Colpa mia: pensavo fosse sinusite, un’allegra new entry che colora la mia vita da un paio d’anni a questa parte. Visto che per me fare anticamera nella sala d’aspetto del dottore equivale a varcare la soglia dell’Inferno, mi sono decisa a farmi visitare quando ormai stavo già messa maluccio. Io dal dottore vado solo a un passo dall’estrema unzione. So che è una pratica pericolosa, ma tant’è.
“Crepitii sospetti”, questa è stata la diagnosi del dottore. I miei bronchi scricchiolavano come un pacchetto di patatine, ma curiosamente io non accusavo nessun sintomo significativo. Niente febbre, niente dolori al petto, niente di niente. Solo un breve raffreddore che dopo qualche giorno si è trasformato in una tosse assassina che non mi faceva chiudere occhio la notte. E già, le malattie asintomatiche sono le più bastarde, perciò mi sono ripromessa che da ora in poi stalkerizzerò il mio medico al minimo starnuto.

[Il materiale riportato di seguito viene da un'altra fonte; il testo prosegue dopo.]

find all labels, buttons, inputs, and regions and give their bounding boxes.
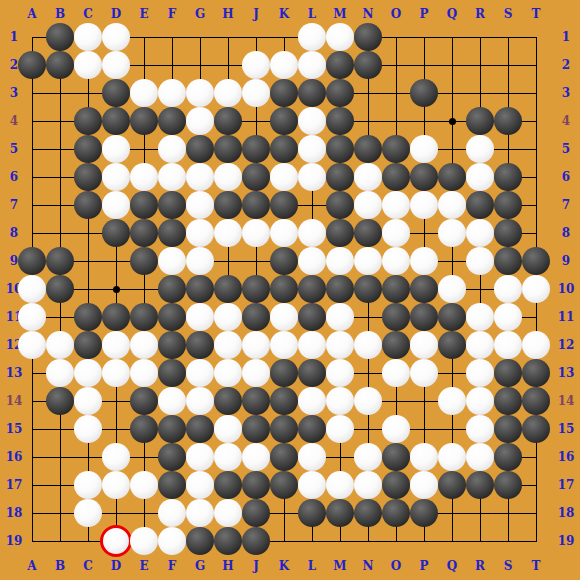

Io sto all’ipocondria come Flavia Vento sta a Rita Levi Montalcini, sostanzialmente perché non mi allarmo alla minima scemenza, e in seconda battuta perché nutro un’avversione particolare per i camici bianchi. Il mio atteggiamento deprecabile nasce da diverse esperienze negative che ho subìto in particolar modo negli ultimi anni, e anche da un trauma infantile che non sviscero perché detesto i post stile “piccola fiammiferaia”. Occhio che non sto dicendo che tutti i medici siano macellai, però se posso ne sto volentieri alla larga, forse un pochino troppo alla larga rispetto alla gente sana di mente. Mi trascuro, minimizzo, rimando. Forse perché ringraziando il cielo è difficile che mi becchi qualcosa di più grave di un raffreddore.
Questa esperienza ha stemperato la mia trascuratezza e l’arroganza di voler guarire con i metodi fai da te. Debellare un focolaio di broncopolmonite non è lavoretto di bricolage: se sbagli a costruire una panca da giardino al massimo rischi di finire con il sedere per terra, se rimandi troppo una visita medica finisci in ospedale.
Sto benissimo, ora, anche se sono ancora debole come un gattino. E’stato complicatissimo per una come me dovermene stare a riposo e delegare a mio marito qualsiasi incombenza, però tutto sommato ho goduto di alcuni porci vantaggi.
Erano almeno 9 anni che non beneficiavo di tante attenzioni, praticamente da quando ero incinta di Superboy. Detto fra noi sto anche bonariamente (?) abusando della situazione. Non con mio marito, ma con mio figlio. Il nostro rapporto attraversa un momento a dir poco complicato; da almeno 6 mesi a questa parte litighiamo in media ogni 10 minuti. E’ diventato sensibile come una zanzariera e premuroso come un boa constrictor, in questi giorni in cui mi ha visto perennemente sdraiata a letto sì è mosso più volte a compassione mostrando slanci d’affetto ai quali non ero più abituata. Anche se ora sto decisamente meglio, in sua presenza fingo attacchi di spossatezza degni di una disgraziata a un passo dalla tomba. Soltanto così ottengo che rastrelli il cumulo di giocattoli che impediscono l’accesso alla sua cameretta, che si faccia la doccia senza sbrindellare a morsi l’accappatoio perché “l’omo ha da puzzà”, che la sera controlli per bene lo zaino e prepari i vestiti per andare a scuola.
Sono una persona orribile, lo so. Approfitto biecamente della buona fede della mia povera creatura per ottenere ubbidienza. Non è etico, non è corretto, non è “mammesco”. Mmmmmh… Sì, vabbe’. Ma fin quando non riacquisterò i superpoteri per combattere l’adolescente miniaturizzato che mi ritrovo in casa, sfrutto il vantaggio della mia convalescenza. Giudicatemi pure, non lo prenderò assolutamente come un affronto personale. Ma ricordatevi che è dannatamente vero che il fine giustifica i mezzi.